Auf Grund des Gewichtes kann es zu unterschiedlichen Vorgaben kommen. In Österreich und Deutschland gilt die 500 Gramm, also das Gewicht als Grenzstein für einen unterschiedlichen Umgang, in der Schweiz die Länge - gemessen zwischen Fuß und Kopf (in ausgestrecktem Zustand). Erste behördlich angeornetet Bestattungsvorgaben gab es schon in sehr alten Kulturen. Daher handelt es sich im Ansatz um sehr alte Gesetze, was zur Folge hat, das sie bis heute nur in jedem Bundesland (Schweiz: Kanton) gelten.
Ganz anderst z.B. die Gesetze nach den Standesämter und Kliniken reagieren (müssen): da diese Einrichtungen vergleichsweise jungen Datum sind, wurden diese Gesetze "höherwertig" angelegt, also gleich für das ganze Staatsgebiet geltend oder gleich für den gesamten EU - Raum gültig usw.
Da es nicht nur subjektiv für Angehörige, sondern auch ganz objektiv für die Behörden, den Staat, dem Bestatter einen elemantar großen Unterschied aus macht, ob ein Kind inhaltlich wirklich still oder lebend geboren wurde, kommt diesem genauen hinsehen besondere bedeutung zu.
Daher kommen z.B. den Aufzeichnungen, welche z.B. im Kreisssaal gemacht wurden, besondere Bedeutung zu. Fakt ist: Hebammen, Ärzte, welche bei einer Geburt dabei sind, sind gesetzlich Verpflichtet, bei einem lebend geborenen Kind die Anzeige einer lebend erfolgten geburt auszufüllen und dem Standesamt zu übermitteln. Wurde ein Kind still geboren oder verstarb außerhalb des Mutterleibes ist durch den Arzt / die Hebamme "die Anzeige eines Todesfalles" auszufüllen.
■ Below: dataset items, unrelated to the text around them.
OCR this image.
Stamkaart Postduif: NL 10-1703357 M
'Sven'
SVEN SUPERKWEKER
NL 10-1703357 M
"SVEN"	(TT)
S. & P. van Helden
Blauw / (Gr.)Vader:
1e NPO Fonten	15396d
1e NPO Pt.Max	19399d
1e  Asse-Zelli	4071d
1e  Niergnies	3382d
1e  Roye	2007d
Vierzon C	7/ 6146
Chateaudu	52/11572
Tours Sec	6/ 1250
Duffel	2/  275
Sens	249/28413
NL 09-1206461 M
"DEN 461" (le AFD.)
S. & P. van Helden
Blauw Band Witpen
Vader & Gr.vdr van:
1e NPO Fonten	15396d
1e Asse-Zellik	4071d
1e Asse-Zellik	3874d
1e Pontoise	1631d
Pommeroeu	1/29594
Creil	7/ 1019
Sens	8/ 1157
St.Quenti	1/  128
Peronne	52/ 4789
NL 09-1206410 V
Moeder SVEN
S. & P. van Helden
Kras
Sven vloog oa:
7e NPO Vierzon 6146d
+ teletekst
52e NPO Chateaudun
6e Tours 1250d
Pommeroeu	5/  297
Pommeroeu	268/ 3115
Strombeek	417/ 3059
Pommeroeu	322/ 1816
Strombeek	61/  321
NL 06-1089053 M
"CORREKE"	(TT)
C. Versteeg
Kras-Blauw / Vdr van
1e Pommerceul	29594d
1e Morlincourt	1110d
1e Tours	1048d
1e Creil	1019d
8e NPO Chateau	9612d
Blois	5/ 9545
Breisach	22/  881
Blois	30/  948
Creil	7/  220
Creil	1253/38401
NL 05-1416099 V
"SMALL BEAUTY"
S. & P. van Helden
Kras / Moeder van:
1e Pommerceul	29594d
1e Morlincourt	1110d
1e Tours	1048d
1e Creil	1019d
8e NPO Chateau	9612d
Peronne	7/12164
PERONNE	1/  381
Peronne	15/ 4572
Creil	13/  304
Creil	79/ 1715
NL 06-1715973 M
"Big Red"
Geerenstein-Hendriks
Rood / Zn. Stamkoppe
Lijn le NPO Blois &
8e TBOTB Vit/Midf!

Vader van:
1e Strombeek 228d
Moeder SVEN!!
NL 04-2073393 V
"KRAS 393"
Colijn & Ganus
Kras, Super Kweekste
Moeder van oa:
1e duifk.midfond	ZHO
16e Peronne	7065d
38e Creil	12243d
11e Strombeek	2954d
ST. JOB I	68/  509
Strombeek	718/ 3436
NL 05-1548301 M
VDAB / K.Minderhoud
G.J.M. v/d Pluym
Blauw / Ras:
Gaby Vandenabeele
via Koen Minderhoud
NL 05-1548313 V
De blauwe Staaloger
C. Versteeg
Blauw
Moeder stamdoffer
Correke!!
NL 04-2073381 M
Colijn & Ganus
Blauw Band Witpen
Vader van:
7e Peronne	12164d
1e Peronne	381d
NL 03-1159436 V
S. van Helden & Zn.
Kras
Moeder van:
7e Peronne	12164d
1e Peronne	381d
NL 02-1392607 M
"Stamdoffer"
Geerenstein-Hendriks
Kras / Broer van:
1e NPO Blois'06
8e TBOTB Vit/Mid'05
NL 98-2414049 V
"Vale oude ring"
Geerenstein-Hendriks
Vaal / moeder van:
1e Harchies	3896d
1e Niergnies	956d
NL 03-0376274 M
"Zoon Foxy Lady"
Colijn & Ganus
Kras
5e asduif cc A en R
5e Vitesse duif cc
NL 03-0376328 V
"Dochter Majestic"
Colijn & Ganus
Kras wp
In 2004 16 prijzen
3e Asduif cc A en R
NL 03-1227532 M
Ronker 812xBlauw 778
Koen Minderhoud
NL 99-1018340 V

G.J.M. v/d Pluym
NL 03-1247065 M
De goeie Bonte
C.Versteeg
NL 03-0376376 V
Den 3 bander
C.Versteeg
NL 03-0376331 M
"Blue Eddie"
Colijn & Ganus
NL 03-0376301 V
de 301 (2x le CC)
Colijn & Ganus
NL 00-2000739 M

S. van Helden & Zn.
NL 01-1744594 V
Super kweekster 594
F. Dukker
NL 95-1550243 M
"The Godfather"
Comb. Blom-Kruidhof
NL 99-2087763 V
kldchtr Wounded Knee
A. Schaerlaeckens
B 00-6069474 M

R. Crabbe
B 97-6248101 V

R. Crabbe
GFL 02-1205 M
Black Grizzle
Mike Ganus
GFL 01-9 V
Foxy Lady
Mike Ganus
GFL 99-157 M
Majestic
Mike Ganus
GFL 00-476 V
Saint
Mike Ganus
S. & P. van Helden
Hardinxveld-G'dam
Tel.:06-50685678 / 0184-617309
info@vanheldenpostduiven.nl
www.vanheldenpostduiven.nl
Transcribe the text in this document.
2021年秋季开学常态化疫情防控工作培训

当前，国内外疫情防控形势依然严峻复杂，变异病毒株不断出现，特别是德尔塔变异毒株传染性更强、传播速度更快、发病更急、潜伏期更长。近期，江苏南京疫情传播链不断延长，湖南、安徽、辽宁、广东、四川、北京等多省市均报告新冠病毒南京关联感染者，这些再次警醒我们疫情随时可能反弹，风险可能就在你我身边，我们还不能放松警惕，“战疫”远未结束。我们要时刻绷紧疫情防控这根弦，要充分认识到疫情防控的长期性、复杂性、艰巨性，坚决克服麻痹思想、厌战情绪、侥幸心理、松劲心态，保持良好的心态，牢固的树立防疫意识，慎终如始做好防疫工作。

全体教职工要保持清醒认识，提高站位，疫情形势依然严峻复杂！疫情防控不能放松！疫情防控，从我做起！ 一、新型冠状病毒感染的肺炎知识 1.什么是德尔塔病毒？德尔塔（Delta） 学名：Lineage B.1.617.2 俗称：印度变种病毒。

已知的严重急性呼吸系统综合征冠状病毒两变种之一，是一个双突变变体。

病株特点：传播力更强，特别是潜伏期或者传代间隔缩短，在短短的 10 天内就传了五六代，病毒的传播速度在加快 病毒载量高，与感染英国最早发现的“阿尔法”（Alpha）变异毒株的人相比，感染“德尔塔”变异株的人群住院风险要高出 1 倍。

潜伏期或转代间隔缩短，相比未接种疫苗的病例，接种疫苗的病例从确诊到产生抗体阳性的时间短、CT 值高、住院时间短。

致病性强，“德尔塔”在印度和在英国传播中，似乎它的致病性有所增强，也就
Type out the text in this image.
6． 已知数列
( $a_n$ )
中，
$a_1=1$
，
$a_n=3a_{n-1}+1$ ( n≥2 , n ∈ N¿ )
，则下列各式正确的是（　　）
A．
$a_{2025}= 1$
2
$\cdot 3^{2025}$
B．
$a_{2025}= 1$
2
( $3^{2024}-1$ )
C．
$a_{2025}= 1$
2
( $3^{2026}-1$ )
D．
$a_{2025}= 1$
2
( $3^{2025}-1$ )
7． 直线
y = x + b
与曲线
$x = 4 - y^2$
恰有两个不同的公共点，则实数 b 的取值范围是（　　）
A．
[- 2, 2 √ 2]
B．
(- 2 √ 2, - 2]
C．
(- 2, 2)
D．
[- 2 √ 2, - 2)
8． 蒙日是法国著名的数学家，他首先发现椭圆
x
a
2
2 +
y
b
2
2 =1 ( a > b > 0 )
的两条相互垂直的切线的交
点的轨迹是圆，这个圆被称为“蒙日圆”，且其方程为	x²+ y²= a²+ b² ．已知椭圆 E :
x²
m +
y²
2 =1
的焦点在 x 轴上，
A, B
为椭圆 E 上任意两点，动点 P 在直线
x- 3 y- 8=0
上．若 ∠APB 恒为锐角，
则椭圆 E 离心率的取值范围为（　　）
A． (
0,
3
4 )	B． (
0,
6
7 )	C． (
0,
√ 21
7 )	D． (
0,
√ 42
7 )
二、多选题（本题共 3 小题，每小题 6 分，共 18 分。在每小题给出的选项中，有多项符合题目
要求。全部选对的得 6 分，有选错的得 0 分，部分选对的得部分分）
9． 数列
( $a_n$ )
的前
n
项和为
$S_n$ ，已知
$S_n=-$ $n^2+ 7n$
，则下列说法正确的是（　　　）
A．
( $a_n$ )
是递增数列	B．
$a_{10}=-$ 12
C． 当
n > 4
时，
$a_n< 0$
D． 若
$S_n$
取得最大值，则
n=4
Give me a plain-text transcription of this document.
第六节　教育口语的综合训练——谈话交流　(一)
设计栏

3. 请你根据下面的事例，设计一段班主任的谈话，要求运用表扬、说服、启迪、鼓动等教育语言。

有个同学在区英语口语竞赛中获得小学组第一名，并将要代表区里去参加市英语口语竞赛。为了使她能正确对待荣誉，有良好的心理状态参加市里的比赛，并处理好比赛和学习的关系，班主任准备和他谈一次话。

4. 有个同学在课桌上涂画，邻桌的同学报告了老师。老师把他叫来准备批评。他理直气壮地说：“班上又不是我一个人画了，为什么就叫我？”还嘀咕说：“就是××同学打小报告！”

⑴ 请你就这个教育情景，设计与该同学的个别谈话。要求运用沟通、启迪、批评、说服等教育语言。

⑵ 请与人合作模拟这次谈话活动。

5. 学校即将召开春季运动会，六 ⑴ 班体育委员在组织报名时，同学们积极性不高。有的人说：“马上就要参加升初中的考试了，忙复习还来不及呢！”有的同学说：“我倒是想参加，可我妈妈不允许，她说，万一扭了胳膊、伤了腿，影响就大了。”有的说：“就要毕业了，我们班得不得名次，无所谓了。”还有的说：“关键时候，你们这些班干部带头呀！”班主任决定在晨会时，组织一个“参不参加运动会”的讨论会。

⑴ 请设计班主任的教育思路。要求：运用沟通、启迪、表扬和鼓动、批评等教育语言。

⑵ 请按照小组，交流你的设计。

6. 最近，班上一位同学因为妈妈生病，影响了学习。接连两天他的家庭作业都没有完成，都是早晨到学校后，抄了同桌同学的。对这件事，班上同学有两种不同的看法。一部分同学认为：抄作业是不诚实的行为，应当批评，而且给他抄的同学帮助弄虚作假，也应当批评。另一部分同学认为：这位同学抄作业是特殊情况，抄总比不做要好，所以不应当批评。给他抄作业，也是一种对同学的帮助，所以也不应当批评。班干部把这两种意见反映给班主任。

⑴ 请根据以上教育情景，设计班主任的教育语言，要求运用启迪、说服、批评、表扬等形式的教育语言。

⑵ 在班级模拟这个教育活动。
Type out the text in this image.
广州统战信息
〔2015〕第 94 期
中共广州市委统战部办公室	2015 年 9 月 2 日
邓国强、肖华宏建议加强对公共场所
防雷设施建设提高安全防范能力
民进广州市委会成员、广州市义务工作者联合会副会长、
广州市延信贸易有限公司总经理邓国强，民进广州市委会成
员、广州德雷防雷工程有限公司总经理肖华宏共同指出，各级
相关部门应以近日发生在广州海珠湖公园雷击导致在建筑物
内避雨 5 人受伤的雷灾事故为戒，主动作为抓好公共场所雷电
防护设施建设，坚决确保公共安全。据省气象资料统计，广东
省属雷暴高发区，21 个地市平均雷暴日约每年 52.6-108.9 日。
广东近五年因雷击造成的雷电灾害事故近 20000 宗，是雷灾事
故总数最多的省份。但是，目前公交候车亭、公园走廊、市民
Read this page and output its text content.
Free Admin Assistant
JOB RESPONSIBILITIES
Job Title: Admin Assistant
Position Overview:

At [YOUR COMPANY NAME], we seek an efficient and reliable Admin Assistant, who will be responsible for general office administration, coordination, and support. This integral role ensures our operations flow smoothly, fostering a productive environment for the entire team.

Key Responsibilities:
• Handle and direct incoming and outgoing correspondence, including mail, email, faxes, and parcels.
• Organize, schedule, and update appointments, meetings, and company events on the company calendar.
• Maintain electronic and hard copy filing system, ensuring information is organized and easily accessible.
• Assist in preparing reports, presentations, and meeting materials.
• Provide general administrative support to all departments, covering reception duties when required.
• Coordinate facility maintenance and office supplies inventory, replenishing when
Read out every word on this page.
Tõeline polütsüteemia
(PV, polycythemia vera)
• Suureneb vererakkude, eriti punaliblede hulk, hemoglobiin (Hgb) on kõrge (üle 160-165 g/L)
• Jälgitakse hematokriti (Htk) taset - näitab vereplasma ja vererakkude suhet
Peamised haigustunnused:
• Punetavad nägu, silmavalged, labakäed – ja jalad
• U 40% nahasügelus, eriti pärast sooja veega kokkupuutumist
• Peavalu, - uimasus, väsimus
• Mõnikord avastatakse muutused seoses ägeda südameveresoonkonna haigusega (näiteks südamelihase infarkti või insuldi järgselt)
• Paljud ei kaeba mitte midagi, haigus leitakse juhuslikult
Der Gesetzgeber hat (in Österreich) vorgesorgt: gibt es zwischen den Angaben der Angehörigen und der Meldung durch den Arzt/ die Hebamme = die Klinik unterschiede, so haben die Angaben der Angehörigen vorrang, was die Anzeige einer lebend erfolgten Geburt betrifft.
Der Pathoge kann feststellen, ob wenigstens einmal ansatzweise das Kind Luft geholt hat (seine Lunge mit Sauerstoff außerhalb des Mutterleibes in Berührung kam.)
Starb ein Kind außerhalb des Mutterleibes, handelt es sich um eine Leiche.
Eine befruchte Eizelle, welche auf Grund einer außerhalb des Mutterleibes stattgefundenen Befruchtung stattfand und die keienr Frau zum austragen wieder eingesetzt wurde - ist - bestattungsrechtlich betrachtet: die kleinste Einheit Mensch, und da außerhalb des Mutterleibes Verstorben: Leiche.